Background: Severe acute respiratory syndrome coronavirus 2 (SARS-CoV-2) infection spans a spectrum of symptoms, ranging from mild respiratory issues to severe outcomes like pneumonia, acute respiratory distress syndrome, and fatality. Natural killer (NK) cells, governed by killer cell immunoglobulin-like receptors (KIRs), play a pivotal role in directly combating viral infections. Emerging studies indicate a decline in NK cell numbers and heightened NKG2A expression in infected individuals. Objective: This study focuses on genotyping human leukocyte antigen (HLA)-E, HLA-G, and KIR in SARS-CoV-2-positive individuals, comparing data between those with mild and moderate/severe symptoms. The cohort comprised 100 COVID-19-positive patients and 100 healthy volunteers, both groups subjected to DNA isolation and genotyping using sequence-based sequencing. Results: In 97 COVID-19-positive patients (52 mild, 24 moderate, and 21 severe) and 100 healthy volunteers, the study revealed protective associations with inhibitory alleles (KIR2DL1, KIR2DL3, KIR2DL4, KIR3DL1, KIR3DL2, and pseudo-alleles like KIR3DP1⁣ ^∗ 003). Conversely, predisposing factors included activator alleles (KIR2DS2, KIR3DS1) and pseudo-alleles (KIR3DP⁣ ^∗ 001/002). The G ^∗ 01:04 allele and G ^∗ 01:04-G ^∗ 01:04 genotype emerged as protective, while the HLA-E ^∗ 01:03-HLA-E ^∗ 01:03 genotype may negatively impact disease prognosis. Conversely, the HLA-E ^∗ 01:01-HLA-E ^∗ 01:03 and HLA-E ^∗ 01:01-HLA-E ^∗ 01:01 genotypes may confer protection. Conclusion: Genetic variations in KIR, HLA-E, and HLA-G are associated with susceptibility and resistance to severe COVID-19 outcomes. This elucidates the intricate interplay of NK cells and immune-related genes, offering insights into potential therapeutic avenues and personalized approaches.

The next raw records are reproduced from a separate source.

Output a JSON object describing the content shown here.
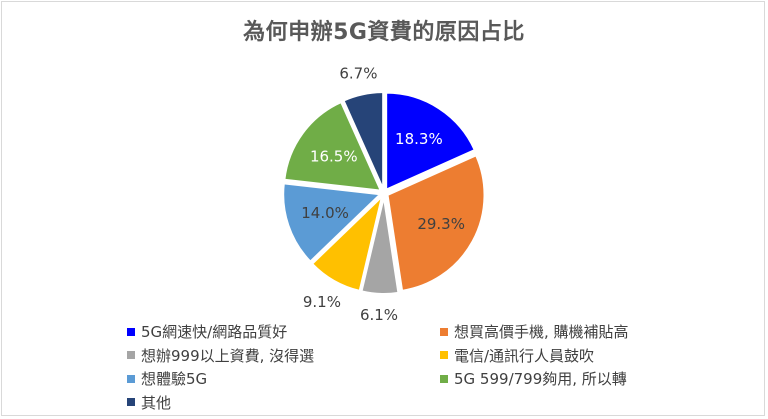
{
  "chart_data": {
    "type": "pie",
    "title": "為何申辦5G資費的原因占比",
    "slices": [
      {
        "name": "5G網速快/網路品質好",
        "value": 18.3,
        "label": "18.3%",
        "color": "#0000ff",
        "label_color": "#ffffff"
      },
      {
        "name": "想買高價手機, 購機補貼高",
        "value": 29.3,
        "label": "29.3%",
        "color": "#ed7d31",
        "label_color": "#404040"
      },
      {
        "name": "想辦999以上資費, 沒得選",
        "value": 6.1,
        "label": "6.1%",
        "color": "#a5a5a5",
        "label_color": "#404040"
      },
      {
        "name": "電信/通訊行人員鼓吹",
        "value": 9.1,
        "label": "9.1%",
        "color": "#ffc000",
        "label_color": "#404040"
      },
      {
        "name": "想體驗5G",
        "value": 14.0,
        "label": "14.0%",
        "color": "#5b9bd5",
        "label_color": "#404040"
      },
      {
        "name": "5G 599/799夠用, 所以轉",
        "value": 16.5,
        "label": "16.5%",
        "color": "#70ad47",
        "label_color": "#ffffff"
      },
      {
        "name": "其他",
        "value": 6.7,
        "label": "6.7%",
        "color": "#264478",
        "label_color": "#404040"
      }
    ],
    "legend_position": "bottom"
  }
}
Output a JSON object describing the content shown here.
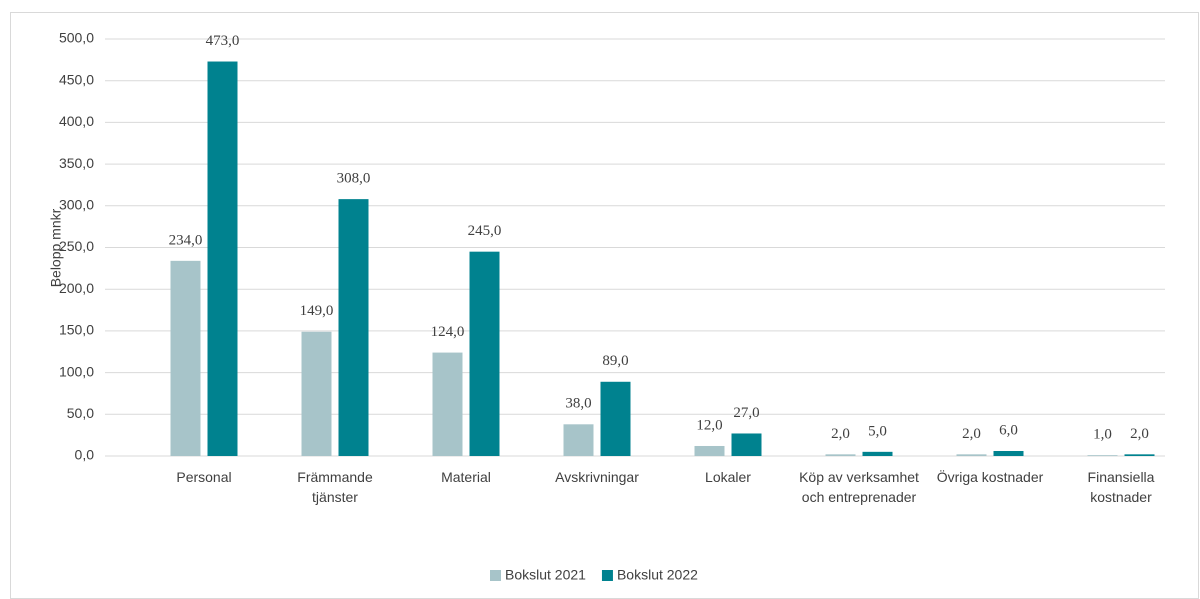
{
  "chart_data": {
    "type": "bar",
    "y_label": "Belopp mnkr",
    "categories": [
      "Personal",
      "Främmande tjänster",
      "Material",
      "Avskrivningar",
      "Lokaler",
      "Köp av verksamhet och entreprenader",
      "Övriga kostnader",
      "Finansiella kostnader"
    ],
    "series": [
      {
        "name": "Bokslut 2021",
        "color": "#a7c4c9",
        "values": [
          234,
          149,
          124,
          38,
          12,
          2,
          2,
          1
        ],
        "value_labels": [
          "234,0",
          "149,0",
          "124,0",
          "38,0",
          "12,0",
          "2,0",
          "2,0",
          "1,0"
        ]
      },
      {
        "name": "Bokslut 2022",
        "color": "#00828f",
        "values": [
          473,
          308,
          245,
          89,
          27,
          5,
          6,
          2
        ],
        "value_labels": [
          "473,0",
          "308,0",
          "245,0",
          "89,0",
          "27,0",
          "5,0",
          "6,0",
          "2,0"
        ]
      }
    ],
    "ylim": [
      0,
      500
    ],
    "yticks": [
      {
        "value": 0,
        "label": "0,0"
      },
      {
        "value": 50,
        "label": "50,0"
      },
      {
        "value": 100,
        "label": "100,0"
      },
      {
        "value": 150,
        "label": "150,0"
      },
      {
        "value": 200,
        "label": "200,0"
      },
      {
        "value": 250,
        "label": "250,0"
      },
      {
        "value": 300,
        "label": "300,0"
      },
      {
        "value": 350,
        "label": "350,0"
      },
      {
        "value": 400,
        "label": "400,0"
      },
      {
        "value": 450,
        "label": "450,0"
      },
      {
        "value": 500,
        "label": "500,0"
      }
    ],
    "grid": true,
    "legend": "bottom"
  }
}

Keywords: COVID-19; HLA-G genotype; Human Leukocyte Antigen-E (HLA-E); killer cell immunoglobulin-like receptor (KIR); severe acute respiratory syndrome coronavirus 2 (SARS-CoV-2).

Figure 1

KIR allele frequencies in control and patient groups. The figure illustrates the frequencies of KIR in control and patient groups. The data were processed and visualized by the authors using R programing. The bars represent the percentage frequencies of different KIR receptors observed in both control and patient groups. KIR, killer cell immunoglobulin-like receptor.

Figure 2

HLA allele frequencies in control and patient groups. The bars represent the frequencies of different alleles observed in both control and patient groups. (All components of this figure were generated by the authors using R programing unless otherwise stated). HLA, human leukocyte antigen.